Archive for February, 2008


The Shape of a Mother

With my other half having recently published some not-so-hot photos of me online for all to see - much to my displeasure - my old self-image issue has once again reared it’s ugly head and I am not feeling so good about myself any more.

For many reasons I have always tried to keep myself looking as attractive as possible, and on occasion despise any photos of myself that do not look like ‘me’ - the way I see myself when I look in the mirror. Of course none of us look like we think we do in the mirror, I just don’t need that fact shoved in my face!

My Mum has always told me to keep myself looking nice; as slim as possible, clean, daily makeup, keep my hair looking nice. In our family we have always had a thing about ‘bad photos’ and from an early age I remember my Mum running away from the camera and even crying over photos of herself that she did not like.

At school there was always someone waiting with a nasty comment; be it about something as minor as a mole on my face, the fact that I had a slight lisp, my hair wasn’t fashionable, breasts too small and bottom too big, etc, and I became quite obsessed with my appearance. Between the ages of 15 and 18 I refused to wear trousers, for example, thinking my bottom too big to carry them off!

I also went through periods of extreme dieting, often eating only fruit during the day, and at one point I would only eat a packet of sweets (broken up into sections for each meal). Starvation, laxatives, purging - I tried them all. Never worked of course, as once I started eating again I would pile on the pounds!

I guess I am trying to explain why I behave this way at times.

Falling pregnant was quite cruel in a way. I had just decided to accept my body for the way it was. I went out and bought a size 8 bikini and a nice sarong, and sunbathed on the beach for the first time since I was a young teenager. One month later I got a positive pregnancy test, and immediately my body began to change.

At first I found it quite liberating. I could eat more than usual and didn’t mind the extra pounds, really enjoyed my growing ’bump’. I even dyed my hair back to brown as I no longer felt the need to stand out. Then of course the dreaded stretchmarks (thankfully never had too many of those though, at least compared to many other women). When I gave birth I was stunned by the hideous jelly-belly I was left with, even though it did go down in time! After my first child I lost a lot of weight and although of course my boobs weren’t so pert and my belly wasn’t great, I was quite happy with what I was left with (enough to wear a bikini). I accepted my new ‘motherly form’ and still felt like a human being, at least by 18 months post-birth anyway.

Then came the second pregnancy, and although I didn’t gain as much weight this time around the stretchmarks were worse, and I have been left with a body I would never ever show off in a bikini. I have been pretty devastated by this change and left feeling like a ‘thing’. Not woman but definitely not man! A mother, but nothing more. Sexless, formless, shapeless. My opinion of myself is not changing. Once I stop breastfeeding goodness knows what I will look like then - I am dreading it.

Many people have stressed to me how lucky I am to have two beautiful little boys and I know this, but it doesn’t stop me feeling this way. I dream of winning money and having thousands of pounds worth of surgery to ‘correct’ what has been broken. To be honest, I don’t know if I would go through with it, given the choice. But it’s a nice dream!

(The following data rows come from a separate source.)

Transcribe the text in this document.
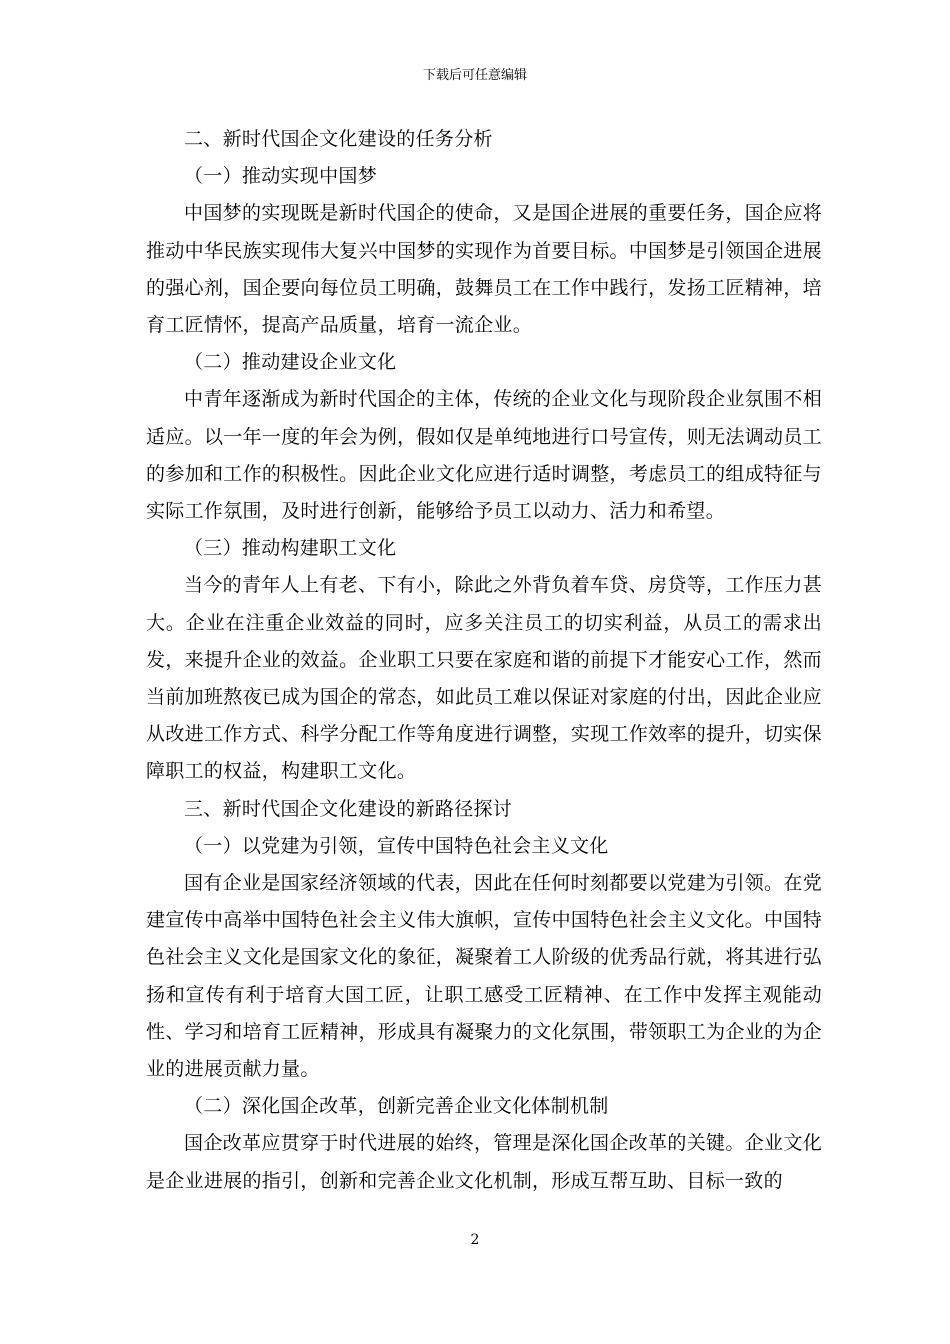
下载后可任意编辑

二、新时代国企文化建设的任务分析

（一）推动实现中国梦

中国梦的实现既是新时代国企的使命，又是国企进展的重要任务，国企应将推动中华民族实现伟大复兴中国梦的实现作为首要目标。中国梦是引领国企进展的强心剂，国企要向每位员工明确，鼓舞员工在工作中践行，发扬工匠精神，培育工匠情怀，提高产品质量，培育一流企业。

（二）推动建设企业文化

中青年逐渐成为新时代国企的主体，传统的企业文化与现阶段企业氛围不相适应。以一年一度的年会为例，假如仅是单纯地进行口号宣传，则无法调动员工的参加和工作的积极性。因此企业文化应进行适时调整，考虑员工的组成特征与实际工作氛围，及时进行创新，能够给予员工以动力、活力和希望。

（三）推动构建职工文化

当今的青年人上有老、下有小，除此之外背负着车贷、房贷等，工作压力甚大。企业在注重企业效益的同时，应多关注员工的切实利益，从员工的需求出发，来提升企业的效益。企业职工只要在家庭和谐的前提下才能安心工作，然而当前加班熬夜已成为国企的常态，如此员工难以保证对家庭的付出，因此企业应从改进工作方式、科学分配工作等角度进行调整，实现工作效率的提升，切实保障职工的权益，构建职工文化。

三、新时代国企文化建设的新路径探讨

（一）以党建为引领，宣传中国特色社会主义文化

国有企业是国家经济领域的代表，因此在任何时刻都要以党建为引领。在党建宣传中高举中国特色社会主义伟大旗帜，宣传中国特色社会主义文化。中国特色社会主义文化是国家文化的象征，凝聚着工人阶级的优秀品行就，将其进行弘扬和宣传有利于培育大国工匠，让职工感受工匠精神、在工作中发挥主观能动性、学习和培育工匠精神，形成具有凝聚力的文化氛围，带领职工为企业的为企业的进展贡献力量。

（二）深化国企改革，创新完善企业文化体制机制

国企改革应贯穿于时代进展的始终，管理是深化国企改革的关键。企业文化是企业进展的指引，创新和完善企业文化机制，形成互帮互助、目标一致的

2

Don’t get my wrong, I am not in an eternal depression over the shape of my body! That would be especially shallow considering all what happens in this world. I am quite a happy person overall (although not first thing in the morning lol). I simply go through phases when I am distressed by the way I look - and this is one of them.

I know I am not the only mother who feels this way - I speak to many daily who also feel as I do. The creator of the website The Shape of a Mother knows this, as do many of her visitors. So, whenever I feel down, this is where I go. Often the introduction is enough to help me snap out of my ridiculous selfish self-loathing that serves no purpose!

“One day I sat in a restaurant in Anaheim, California eating breakfast, when a woman passed by my table with her infant carrier in tow. As she lifted it up to fit between the tables, her shirt raised and I saw that, although she was at a healthy weight and her body was fit, she had that same extra skin hanging around her belly that I do. It occurred to me that a post-pregnancy body is one of this society’s greatest secrets; all we see of the female body is that which is airbrushed and perfect, and if we look any different, we hide it from the light of day in fear of being seen. That makes me want to cry. Sure we all talk about the sagging boobs and other parts, but no one ever sees them. Or if they do, it’s in comical form, mocking the beauty that created and nourished our children.

It is my dream, then, to create this website where women of all ages, shapes, sizes and nationalities can share images of their bodies so it will no longer be secret. So we can finally see what women really look like sans airbrushes and plastic surgery. I think it would be nothing short of amazing if a few of our hearts are healed, or if we begin to cherish our new bodies which have done so much for the human race. What if the next generation grows up knowing how normal our bodies are? How truly awesome would that be?”

Maybe, one day, I will post my own photos up there. Who knows.